Presentation information

Interactive Session

[3Rin2] Interactive Session 1

Thu. Jun 6, 2019 10:30 AM - 12:10 PM Room R (Center area of 1F Exhibition hall)

10:30 AM - 12:10 PM

[3Rin2-07] Multi-armed bandit algorithm applicable to stationary and non-stationary environment using self-organizing maps

〇Nobuhito Manome1,2, Shuji Shinohara2, Kouta Suzuki1,2, Kosuke Tomonaga1,2, Shunji Mitsuyoshi2 (1. SoftBank Robotics Corp., 2. Graduate School of Engineering, The University of Tokyo)
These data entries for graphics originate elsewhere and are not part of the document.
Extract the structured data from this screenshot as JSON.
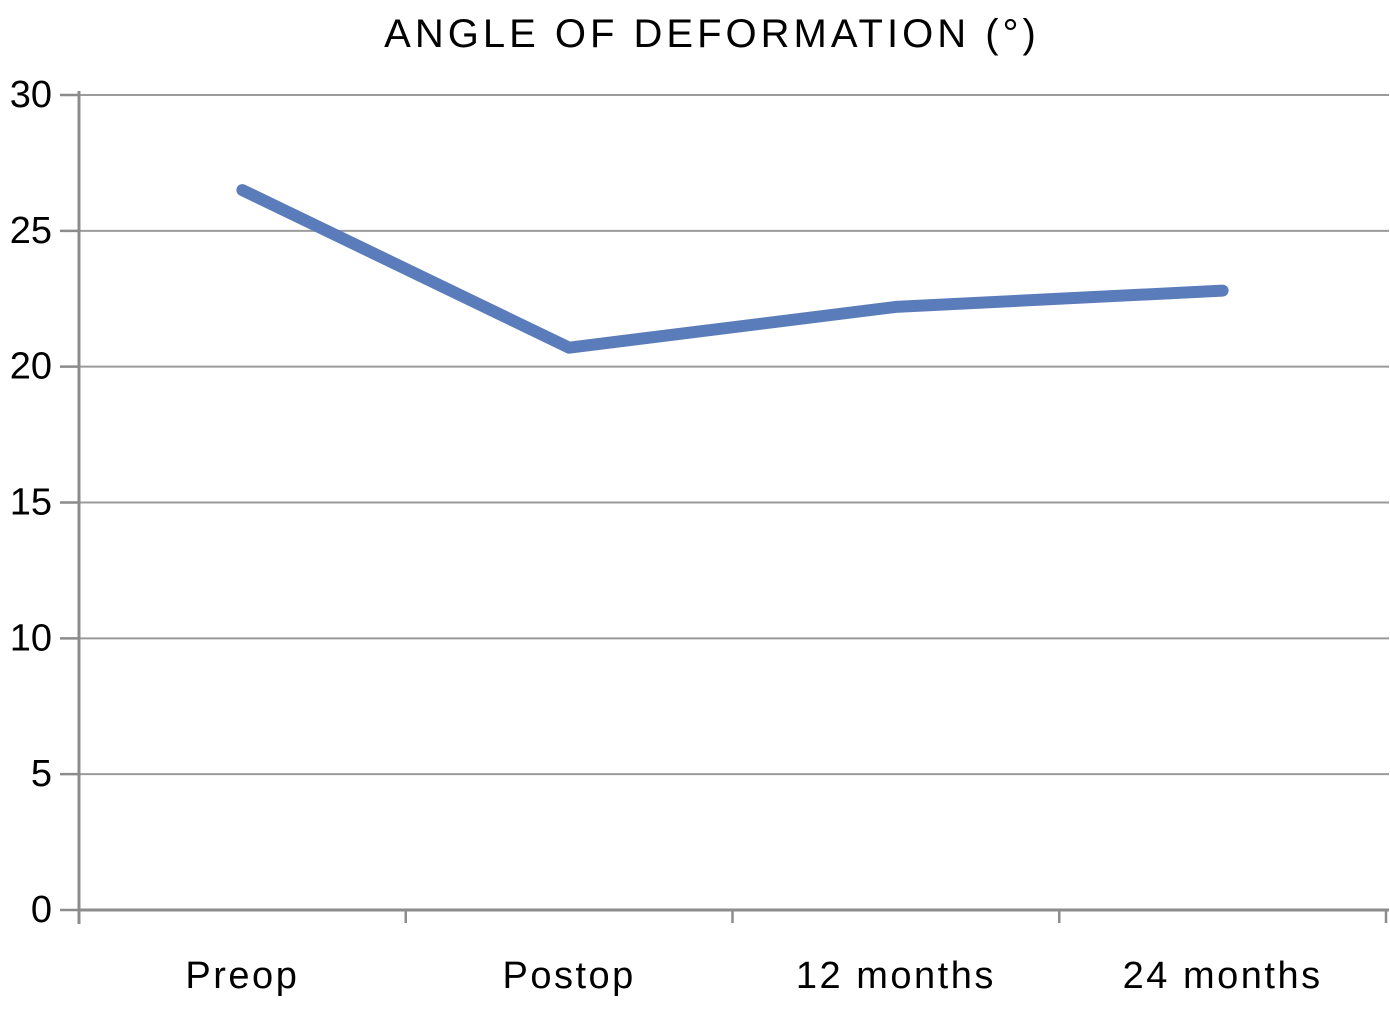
{
  "chart_data": {
    "type": "line",
    "title": "ANGLE OF DEFORMATION (°)",
    "categories": [
      "Preop",
      "Postop",
      "12 months",
      "24 months"
    ],
    "values": [
      26.5,
      20.7,
      22.2,
      22.8
    ],
    "xlabel": "",
    "ylabel": "",
    "ylim": [
      0,
      30
    ],
    "y_ticks": [
      0,
      5,
      10,
      15,
      20,
      25,
      30
    ],
    "grid": "horizontal",
    "legend": "none",
    "colors": {
      "line": "#5b7cbb",
      "gridline": "#9b9b9b",
      "axis": "#8c8c8c",
      "text": "#000000",
      "background": "#ffffff"
    }
  }
}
Keywords:Multi-armed bandit problem, Self-organizing maps

A communication robots aiming to satisfy the users facing them needs to take appropriate behavior more rapidly. However, user requests often change while these robots are determining the most appropriate behavior for these users. Therefore, it is difficult for robots to derive an appropriate behavior. Such problems are formulated as a multi-armed bandit problem. To solve this problem, we proposed a multi-armed bandit algorithm capable of adaptation to stationary and non-stationary environments using self-organizing map. In this study, numerous experiments were conducted considering a stochastic multi-armed bandit problem in both stationary and non-stationary environments. Consequently, the proposed algorithm demonstrated equivalent or improved effectiveness in stationary environments with numerous arms and consistently strong capability in non-stationary environments regardless of the number of arms in contrast with existing UCB1, UCB1-Tuned, and Thompson Sampling algorithms.